The alleged gunman of El Paso has been charged with murdering 22 people in the US state of Texas. In the event of a conviction threatens the 21-year-old, the death penalty, as is clear from a statement by the prosecutor. The Texan is accused of opening fire in early August in a Walmart branch in El Paso, Texas on the Mexican border, killing 22 people.
Investigators treat the bloody deed as domestic terrorism. They assume that the gunman wanted to kill Mexicans in his attack. The 21-year-old suspect had finally surrendered to the police after the massacre at the mall, claiming to be the shooter.

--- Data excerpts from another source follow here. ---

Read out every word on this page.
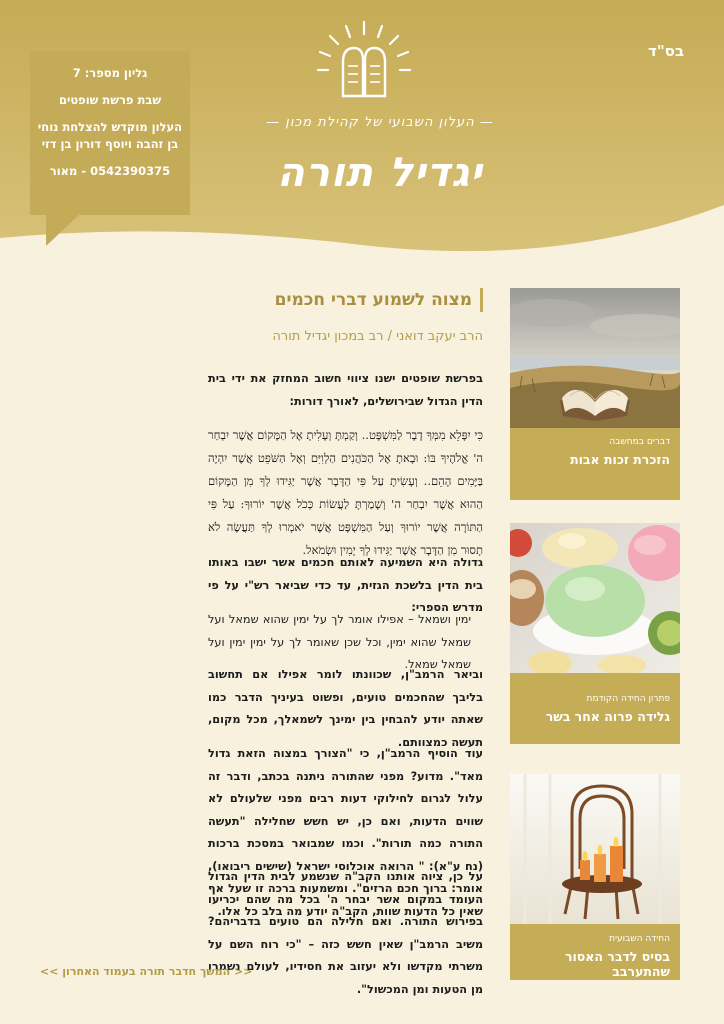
בס"ד
— העלון השבועי של קהילת מכון —
יגדיל תורה
גליון מספר: 7
שבת פרשת שופטים
העלון מוקדש להצלחת נוחי
בן זהבה ויוסף דורון בן דזי
0542390375 - מאור
מצוה לשמוע דברי חכמים
הרב יעקב דואני / רב במכון יגדיל תורה
בפרשת שופטים ישנו ציווי חשוב המחזק את ידי בית הדין הגדול שבירושלים, לאורך דורות:
כִּי יִפָּלֵא מִמְּךָ דָבָר לַמִּשְׁפָּט.. וְקַמְתָּ וְעָלִיתָ אֶל הַמָּקוֹם אֲשֶׁר יִבְחַר ה' אֱלֹהֶיךָ בּוֹ: וּבָאתָ אֶל הַכֹּהֲנִים הַלְוִיִּם וְאֶל הַשֹּׁפֵט אֲשֶׁר יִהְיֶה בַּיָּמִים הָהֵם.. וְעָשִׂיתָ עַל פִּי הַדָּבָר אֲשֶׁר יַגִּידוּ לְךָ מִן הַמָּקוֹם הַהוּא אֲשֶׁר יִבְחַר ה' וְשָׁמַרְתָּ לַעֲשׂוֹת כְּכֹל אֲשֶׁר יוֹרוּךָ: עַל פִּי הַתּוֹרָה אֲשֶׁר יוֹרוּךָ וְעַל הַמִּשְׁפָּט אֲשֶׁר יֹאמְרוּ לְךָ תַּעֲשֶׂה לֹא תָסוּר מִן הַדָּבָר אֲשֶׁר יַגִּידוּ לְךָ יָמִין וּשְׂמֹאל.
גדולה היא השמיעה לאותם חכמים אשר ישבו באותו בית הדין בלשכת הגזית, עד כדי שביאר רש"י על פי מדרש הספרי:
ימין ושמאל – אפילו אומר לך על ימין שהוא שמאל ועל שמאל שהוא ימין, וכל שכן שאומר לך על ימין ימין ועל שמאל שמאל.
וביאר הרמב"ן, שכוונתו לומר אפילו אם תחשוב בליבך שהחכמים טועים, ופשוט בעיניך הדבר כמו שאתה יודע להבחין בין ימינך לשמאלך, מכל מקום, תעשה כמצוותם.
עוד הוסיף הרמב"ן, כי "הצורך במצוה הזאת גדול מאד". מדוע? מפני שהתורה ניתנה בכתב, ודבר זה עלול לגרום לחילוקי דעות רבים מפני שלעולם לא שווים הדעות, ואם כן, יש חשש שחלילה "תעשה התורה כמה תורות". וכמו שמבואר במסכת ברכות (נח ע"א): " הרואה אוכלוסי ישראל (שישים ריבואו), אומר: ברוך חכם הרזים". ומשמעות ברכה זו שעל אף שאין כל הדעות שוות, הקב"ה יודע מה בלב כל אלו.
על כן, ציוה אותנו הקב"ה שנשמע לבית הדין הגדול העומד במקום אשר יבחר ה' בכל מה שהם יכריעו בפירוש התורה. ואם חלילה הם טועים בדבריהם? משיב הרמב"ן שאין חשש כזה – "כי רוח השם על משרתי מקדשו ולא יעזוב את חסידיו, לעולם נשמרו מן הטעות ומן המכשול".
<< המשך חדבר תורה בעמוד האחרון >>
דברים במחשבה
הזכרת זכות אבות
פתרון החידה הקודמת
גלידה פרוה אחר בשר
החידה השבועית
בסיס לדבר האסור שהתערבב
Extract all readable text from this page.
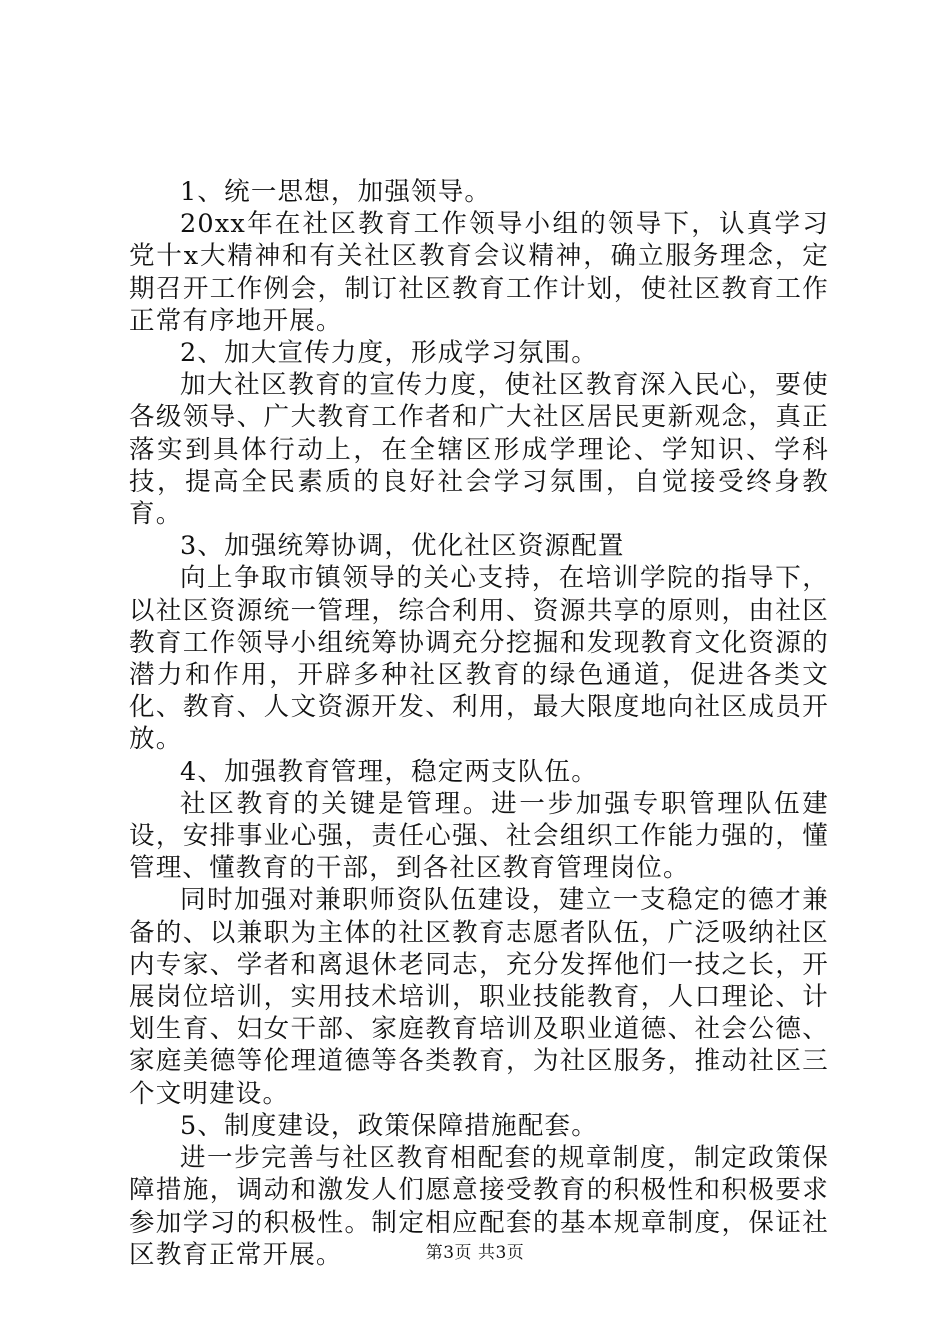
1、统一思想，加强领导。

20xx年在社区教育工作领导小组的领导下，认真学习党十x大精神和有关社区教育会议精神，确立服务理念，定期召开工作例会，制订社区教育工作计划，使社区教育工作正常有序地开展。

2、加大宣传力度，形成学习氛围。

加大社区教育的宣传力度，使社区教育深入民心，要使各级领导、广大教育工作者和广大社区居民更新观念，真正落实到具体行动上，在全辖区形成学理论、学知识、学科技，提高全民素质的良好社会学习氛围，自觉接受终身教育。

3、加强统筹协调，优化社区资源配置

向上争取市镇领导的关心支持，在培训学院的指导下，以社区资源统一管理，综合利用、资源共享的原则，由社区教育工作领导小组统筹协调充分挖掘和发现教育文化资源的潜力和作用，开辟多种社区教育的绿色通道，促进各类文化、教育、人文资源开发、利用，最大限度地向社区成员开放。

4、加强教育管理，稳定两支队伍。

社区教育的关键是管理。进一步加强专职管理队伍建设，安排事业心强，责任心强、社会组织工作能力强的，懂管理、懂教育的干部，到各社区教育管理岗位。

同时加强对兼职师资队伍建设，建立一支稳定的德才兼备的、以兼职为主体的社区教育志愿者队伍，广泛吸纳社区内专家、学者和离退休老同志，充分发挥他们一技之长，开展岗位培训，实用技术培训，职业技能教育，人口理论、计划生育、妇女干部、家庭教育培训及职业道德、社会公德、家庭美德等伦理道德等各类教育，为社区服务，推动社区三个文明建设。

5、制度建设，政策保障措施配套。

进一步完善与社区教育相配套的规章制度，制定政策保障措施，调动和激发人们愿意接受教育的积极性和积极要求参加学习的积极性。制定相应配套的基本规章制度，保证社区教育正常开展。	第3页 共3页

Efforts to tighten gun laws have been going nowhere in the US for years - mainly because the Republicans are against it. The powerful NRA weapons lobby organization vehemently opposes any attempt to regulate firearms ownership. US President Donald Trump is also opposed to restricting the right to possess firearms, which is enshrined in the US Constitution.
The opposition Democrats now received support from the business community in their call for a tightening of arms legislation. 145 CEOs called on the US Senate in a letter released Thursday by the New York Times to pass a bill passed by the House of Representatives in February. This should in principle prohibit private sales of weapons where there is no background check by the buyer. Signatories include Airbnb, Uber and Yelp CEOs.